State Authority Structures and the Rule of Law in Post-Colonial Societies: A Comparison of Jamaica and Barbados
This thesis examines the determinants of a strong rule of law in post-colonial societies by comparing Jamaica and Barbados, two countries with many similarities, but with divergent outcomes concerning the rule of law. The research takes a comparative historical approach, specifically investigating the origins of the divergence of the rule of law between Jamaica and Barbados during the transition to independence. The analysis suggests that the extent of communal divisions influenced the political culture of the masses during the transition to universal suffrage in the late colonial period. This proved to be the critical factor that determined whether political violence and patronage politics were institutionalized, which ultimately led to the deterioration in the capacity of the state to promote the rule of law.

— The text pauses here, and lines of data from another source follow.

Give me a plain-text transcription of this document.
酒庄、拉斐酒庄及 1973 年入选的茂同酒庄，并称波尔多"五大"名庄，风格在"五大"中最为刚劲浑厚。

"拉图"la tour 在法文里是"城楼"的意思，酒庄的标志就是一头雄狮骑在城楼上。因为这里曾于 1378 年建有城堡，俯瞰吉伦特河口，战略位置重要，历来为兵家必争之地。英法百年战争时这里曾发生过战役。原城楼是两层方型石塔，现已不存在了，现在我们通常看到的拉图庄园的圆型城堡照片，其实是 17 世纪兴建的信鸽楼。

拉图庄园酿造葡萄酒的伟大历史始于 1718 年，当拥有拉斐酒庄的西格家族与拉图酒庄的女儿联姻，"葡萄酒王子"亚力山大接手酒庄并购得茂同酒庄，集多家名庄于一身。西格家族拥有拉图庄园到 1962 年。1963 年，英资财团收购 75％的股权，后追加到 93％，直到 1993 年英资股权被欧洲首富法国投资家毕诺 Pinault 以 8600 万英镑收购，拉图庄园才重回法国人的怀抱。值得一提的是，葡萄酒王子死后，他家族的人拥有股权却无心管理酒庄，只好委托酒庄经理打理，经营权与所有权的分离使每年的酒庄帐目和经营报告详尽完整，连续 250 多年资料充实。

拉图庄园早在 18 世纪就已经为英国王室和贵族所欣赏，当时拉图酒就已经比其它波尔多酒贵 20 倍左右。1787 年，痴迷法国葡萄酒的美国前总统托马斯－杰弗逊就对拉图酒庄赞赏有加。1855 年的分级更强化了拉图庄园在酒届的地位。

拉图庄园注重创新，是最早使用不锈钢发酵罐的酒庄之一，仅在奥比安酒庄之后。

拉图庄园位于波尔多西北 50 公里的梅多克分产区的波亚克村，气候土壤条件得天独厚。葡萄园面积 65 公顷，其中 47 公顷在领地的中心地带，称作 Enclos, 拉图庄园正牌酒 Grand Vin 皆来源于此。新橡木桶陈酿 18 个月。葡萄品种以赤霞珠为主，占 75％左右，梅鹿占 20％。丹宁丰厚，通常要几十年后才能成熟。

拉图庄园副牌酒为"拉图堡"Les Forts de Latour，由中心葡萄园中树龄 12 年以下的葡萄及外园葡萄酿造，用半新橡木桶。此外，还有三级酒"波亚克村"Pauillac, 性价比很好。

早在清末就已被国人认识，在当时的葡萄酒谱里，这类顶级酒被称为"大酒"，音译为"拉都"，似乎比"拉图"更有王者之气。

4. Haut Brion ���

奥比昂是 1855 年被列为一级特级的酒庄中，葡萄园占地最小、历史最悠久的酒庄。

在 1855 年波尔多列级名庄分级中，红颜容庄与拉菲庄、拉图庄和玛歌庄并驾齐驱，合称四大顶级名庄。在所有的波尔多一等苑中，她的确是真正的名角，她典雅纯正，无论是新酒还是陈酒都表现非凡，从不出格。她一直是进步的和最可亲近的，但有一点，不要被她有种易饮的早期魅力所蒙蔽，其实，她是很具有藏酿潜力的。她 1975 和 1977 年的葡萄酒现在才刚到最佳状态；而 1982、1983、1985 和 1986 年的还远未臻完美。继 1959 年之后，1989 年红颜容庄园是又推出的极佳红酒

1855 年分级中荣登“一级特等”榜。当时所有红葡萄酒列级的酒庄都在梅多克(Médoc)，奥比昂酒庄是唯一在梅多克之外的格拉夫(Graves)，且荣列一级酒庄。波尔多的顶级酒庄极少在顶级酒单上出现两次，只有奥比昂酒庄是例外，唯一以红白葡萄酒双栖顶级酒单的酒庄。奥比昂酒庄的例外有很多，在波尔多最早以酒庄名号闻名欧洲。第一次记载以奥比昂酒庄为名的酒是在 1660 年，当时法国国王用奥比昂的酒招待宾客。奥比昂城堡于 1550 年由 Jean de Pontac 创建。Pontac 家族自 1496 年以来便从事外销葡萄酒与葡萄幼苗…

Differences along four key dimensions (the extent of a race-class correlation, the extent to which the Afro-Caribbean population viewed themselves as members of the national community, the orientation of the religion of the lower classes towards the established order, and the structural conditions that facilitated the cultural autonomy of the lower classes) developed between the two islands during the early colonial period that influenced the formation of communal divisions along class lines, which in turn influenced the political culture of the masses. In Jamaica, the ethnic division between the lower and middle classes led the former to adopt a political culture that challenged the authority of the colonial state, which, combined with the inaction of colonial authorities, ultimately resulted in the establishment of a democratic political system based on violence, lawlessness and patronage that emerged during a critical period of instability on the island (the transition to both universal suffrage and independence). In Barbados, the absence of communal divisions resulted in the adoption of the dominant political culture by the masses. As such, there was broad-based acceptance of the legitimacy of legal state authority, with all major political parties appealing to the electorate on a rational basis, thereby hindering the escalation and institutionalization of political violence and clientelism. Moreover, the compatibility between the political culture and the state authority structure in Barbados provided the foundation for a strong rule of law during the post-colonial period.